In its two-decade history, the Dozen have collaborated with the Neville Brothers, Elvis Costello and Manhattan Transfer. In recent months, the group has toured with the Black Crowes and turned down offers to play with Phish and Sting, who wanted them for an 18-month world tour.

“We had other commitments,” said Davis.

Friday, they’ll appear at the American Music Festival in Riverfront Park in downtown Spokane.

The Dirty Dozen has given an old tradition new life. In old New Orleans, brass bands led funeral mourners to the cemetery with a repertoire of dirges. The service turned into a party on the way home and the horns broke into raucous dance music. As young musicians, Greg Davis and his friends picked up spare gigs playing in horn bands and even though work was scarce, he and 11 friends decided to strike out on their own.

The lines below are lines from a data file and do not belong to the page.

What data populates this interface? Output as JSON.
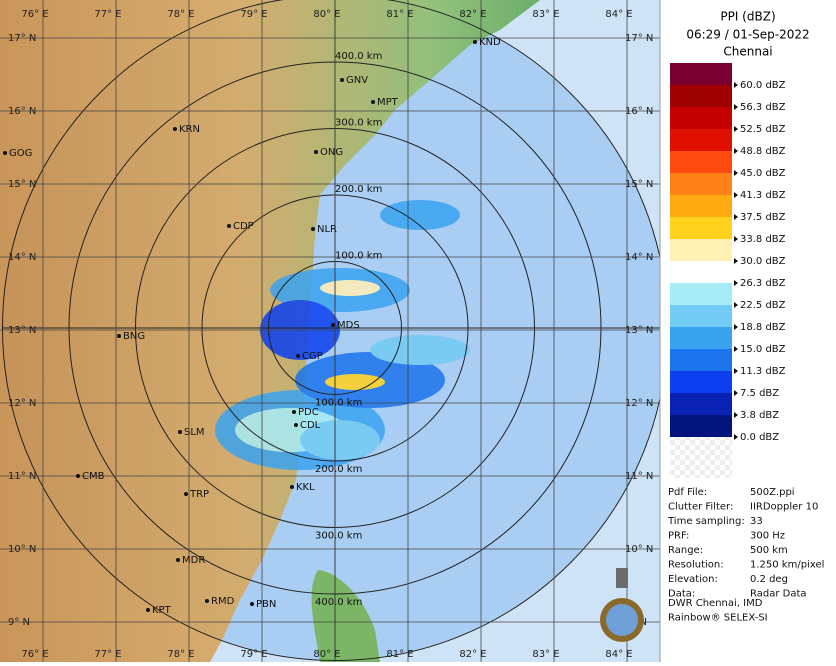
{
  "header": {
    "product": "PPI (dBZ)",
    "time": "06:29 / 01-Sep-2022",
    "station": "Chennai"
  },
  "longitudes": [
    "76° E",
    "77° E",
    "78° E",
    "79° E",
    "80° E",
    "81° E",
    "82° E",
    "83° E",
    "84° E"
  ],
  "latitudes": [
    "17° N",
    "16° N",
    "15° N",
    "14° N",
    "13° N",
    "12° N",
    "11° N",
    "10° N",
    "9° N"
  ],
  "rings": [
    "100.0 km",
    "200.0 km",
    "300.0 km",
    "400.0 km"
  ],
  "cities": [
    "KND",
    "GNV",
    "MPT",
    "KRN",
    "GOG",
    "ONG",
    "CDP",
    "NLR",
    "MDS",
    "BNG",
    "CGP",
    "PDC",
    "CDL",
    "SLM",
    "CMB",
    "TRP",
    "KKL",
    "MDR",
    "RMD",
    "PBN",
    "KPT"
  ],
  "legend": [
    {
      "label": "60.0 dBZ",
      "color": "#7a0032"
    },
    {
      "label": "56.3 dBZ",
      "color": "#a00000"
    },
    {
      "label": "52.5 dBZ",
      "color": "#c40000"
    },
    {
      "label": "48.8 dBZ",
      "color": "#e01000"
    },
    {
      "label": "45.0 dBZ",
      "color": "#ff4a10"
    },
    {
      "label": "41.3 dBZ",
      "color": "#ff8218"
    },
    {
      "label": "37.5 dBZ",
      "color": "#ffaa10"
    },
    {
      "label": "33.8 dBZ",
      "color": "#ffd21e"
    },
    {
      "label": "30.0 dBZ",
      "color": "#fff0b4"
    },
    {
      "label": "26.3 dBZ",
      "color": "#ffffff"
    },
    {
      "label": "22.5 dBZ",
      "color": "#a6ecf6"
    },
    {
      "label": "18.8 dBZ",
      "color": "#72cbf4"
    },
    {
      "label": "15.0 dBZ",
      "color": "#3aa3f0"
    },
    {
      "label": "11.3 dBZ",
      "color": "#1b74ec"
    },
    {
      "label": "7.5 dBZ",
      "color": "#0c3ff0"
    },
    {
      "label": "3.8 dBZ",
      "color": "#0a22b4"
    },
    {
      "label": "0.0 dBZ",
      "color": "#03157c"
    }
  ],
  "info": [
    [
      "Pdf File:",
      "500Z.ppi"
    ],
    [
      "Clutter Filter:",
      "IIRDoppler 10"
    ],
    [
      "Time sampling:",
      "33"
    ],
    [
      "PRF:",
      "300 Hz"
    ],
    [
      "Range:",
      "500 km"
    ],
    [
      "Resolution:",
      "1.250 km/pixel"
    ],
    [
      "Elevation:",
      "0.2 deg"
    ],
    [
      "Data:",
      "Radar Data"
    ]
  ],
  "credits": [
    "DWR Chennai, IMD",
    "Rainbow® SELEX-SI"
  ]
}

They found a willing audience, first in the usual round of play-for-dinner gigs at picnics, softball games and weddings.

“When we first got going, gigs were rolling in really hot and heavy,” Davis said.

They graduated to clubs, then festivals and international travel.

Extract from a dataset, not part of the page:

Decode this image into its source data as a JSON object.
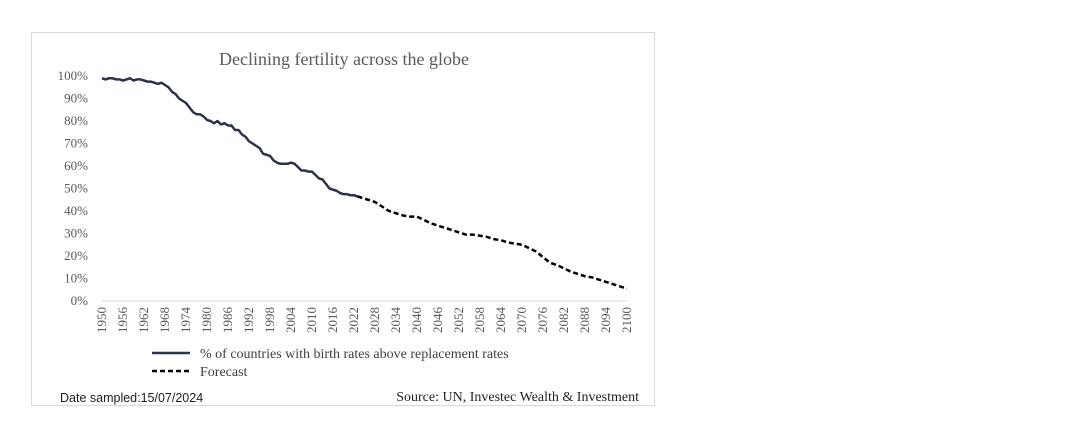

“Once we started to travel, it just broke wide open.”

The band recorded a couple of self-financed singles and turned down a number of record-label deals until George Wein came along with an offer to play on Concorde Records, one of the preeminent jazz labels.

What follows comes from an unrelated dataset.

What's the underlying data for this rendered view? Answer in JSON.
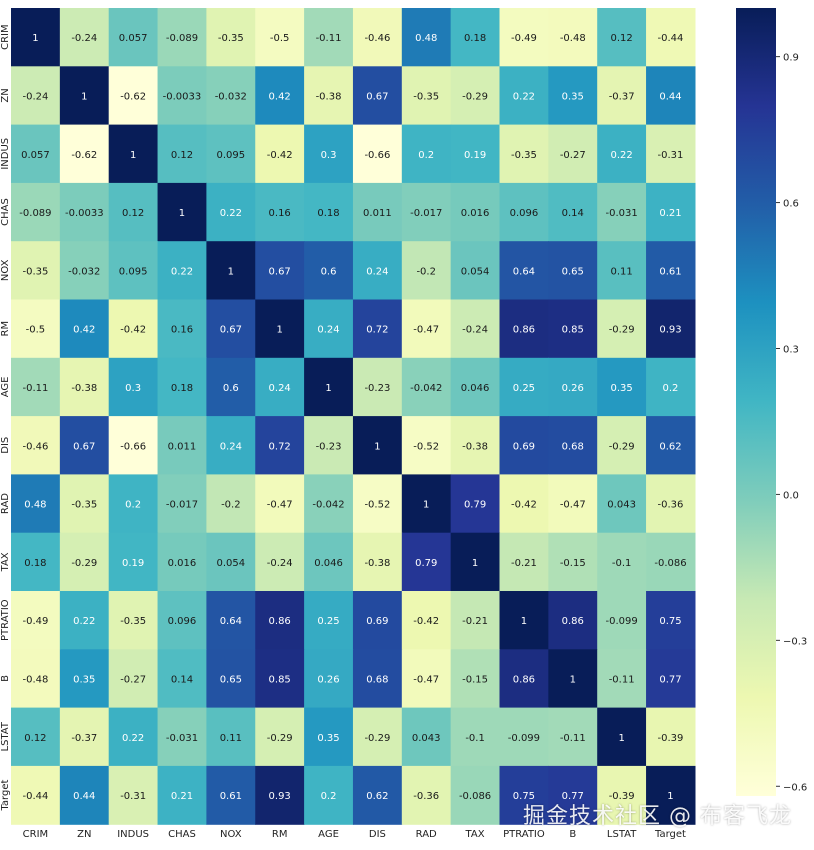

“We saw it as an opportunity to play all the festivals that George managed,” Davis explained.

Because they were young and because they were musicians, the members of the Dirty Dozen didn’t feel compelled to limit themselves musically.

“People consider us a jazz band,” Davis said, “but we play R&B, funk and rock ‘n’ roll on some nights. We just play music.”

A recent shift in personnel has brought the band some criticism. They replaced their twin-drum setup with a single set of traps, added keyboards and a guitar and, on occasion, replaced the sousaphone with an electric bass.

Davis has even recorded his first vocals, but he doesn’t see any of this as a break from tradition.

“As we saw it, the tradition was to learn from what was there to begin with, then expanding on it. And that’s what we have always done.”

Even John Coltrane’s music evolved, he said.

With the addition of keyboards and guitar, the band changed their name to the Dirty Dozen.

The new lineup gives the band more rhythmic variety and a new muscularity. Fans who reveled in the close horn harmonies may miss a layer or two of the old sound, especially when the bass is thumping in place of the sousaphone.

But the addition of those rollicking New Orleans keys and the depth added by a guitar gives the band new dimensions to play with.

“There have been some whispers about us doing the wrong thing, but the changes have opened up other opportunities for us, we have been able to go into whole new venues.”